I was looking at several textbooks, including Numerical Linear Algebra by Trefethen and Bau, and in the section on floating point arithmetic, they seem to say that in IEEE-754, normalized floating point numbers take the form .1.... X 2^e. That is, the mantissa is assumed to be between 0.5 and 1.

However, in this popular online floating point calculator, it is explained that normalized floating point numbers have a mantissa between 1 and 2.

Could someone please tell me which is the correct way?

Solution

All ways are correct. The following sets are identical:

{ (−1)^s•f•2^e | s ∈ {0, 1}, f is the value of a 24-bit binary numeral with a radix point after the first digit, and e is an integer such that −126 ≤ e ≤ 127 }.
{ (−1)^s•f•2^e | s ∈ {0, 1}, f is the value of a 24-bit binary numeral with a radix point before the first digit, and e is an integer such that −125 ≤ e ≤ 128 }.
{ (−1)^s•f•2^e | s ∈ {0, 1}, f is the value of a 24-bit binary numeral with a radix point after the last digit, and e is an integer such that −149 ≤ e ≤ 104 }.
{ f•2^e | f is an integer such that |f| < 2²⁴, and e is an integer such that −149 ≤ e ≤ 104 }.

In other words, we may put the radix point anywhere in the significand we want, simply by adjusting the range of the exponent to compensate. Which form to use may be chosen for convenience or preference.

The third form scales the significand so it is an integer, and the fourth form incorporates the sign into the significand. This form is convenient for using number theory to analyze floating-point behavior.

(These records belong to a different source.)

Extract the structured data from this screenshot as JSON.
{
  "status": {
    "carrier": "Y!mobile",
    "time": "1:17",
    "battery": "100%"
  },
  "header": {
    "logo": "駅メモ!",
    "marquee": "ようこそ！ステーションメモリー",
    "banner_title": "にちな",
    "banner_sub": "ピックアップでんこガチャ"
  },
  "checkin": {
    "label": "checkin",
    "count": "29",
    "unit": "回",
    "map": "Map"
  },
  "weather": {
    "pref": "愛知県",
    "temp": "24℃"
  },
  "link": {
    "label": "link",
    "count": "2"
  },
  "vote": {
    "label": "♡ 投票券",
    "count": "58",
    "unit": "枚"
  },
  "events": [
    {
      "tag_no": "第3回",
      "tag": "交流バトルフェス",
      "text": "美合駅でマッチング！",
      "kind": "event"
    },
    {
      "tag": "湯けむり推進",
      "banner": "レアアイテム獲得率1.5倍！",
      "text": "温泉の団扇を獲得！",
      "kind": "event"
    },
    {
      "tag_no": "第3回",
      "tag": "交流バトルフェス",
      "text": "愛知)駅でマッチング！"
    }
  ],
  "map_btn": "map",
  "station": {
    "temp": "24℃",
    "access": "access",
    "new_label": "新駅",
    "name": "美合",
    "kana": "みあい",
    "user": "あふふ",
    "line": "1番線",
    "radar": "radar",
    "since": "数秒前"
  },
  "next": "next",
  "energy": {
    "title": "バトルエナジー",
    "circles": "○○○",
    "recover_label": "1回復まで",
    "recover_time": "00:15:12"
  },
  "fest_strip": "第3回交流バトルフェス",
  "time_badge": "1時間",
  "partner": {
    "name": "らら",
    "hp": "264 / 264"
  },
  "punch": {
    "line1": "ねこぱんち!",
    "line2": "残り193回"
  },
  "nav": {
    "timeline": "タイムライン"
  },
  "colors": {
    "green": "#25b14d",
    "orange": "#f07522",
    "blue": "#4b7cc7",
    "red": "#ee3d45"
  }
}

IEEE 754 mostly uses the first form. It refers to this as “a scientific form,” reflecting the fact that, in scientific notation, we commonly write numbers with a radix point just after the first digit, as in “The mass of the Earth is about 5.9722•10²⁴ kg.” In clause 3.3, IEEE 754-2008 mentions “It is also convenient for some purposes to view the significand as an integer; in which case the finite floating-point numbers are described thus:”, followed by text equivalent to the third form above except that it is generalized (the base and other parameters are arbitrary values for any floating-point format rather than the constants I used above specifically for the binary32 format).

The C standard describes numbers in the second form (for any base, not necessarily baes two), with the radix point before the first digit, and the exponent provided by its frexp function matches this scale.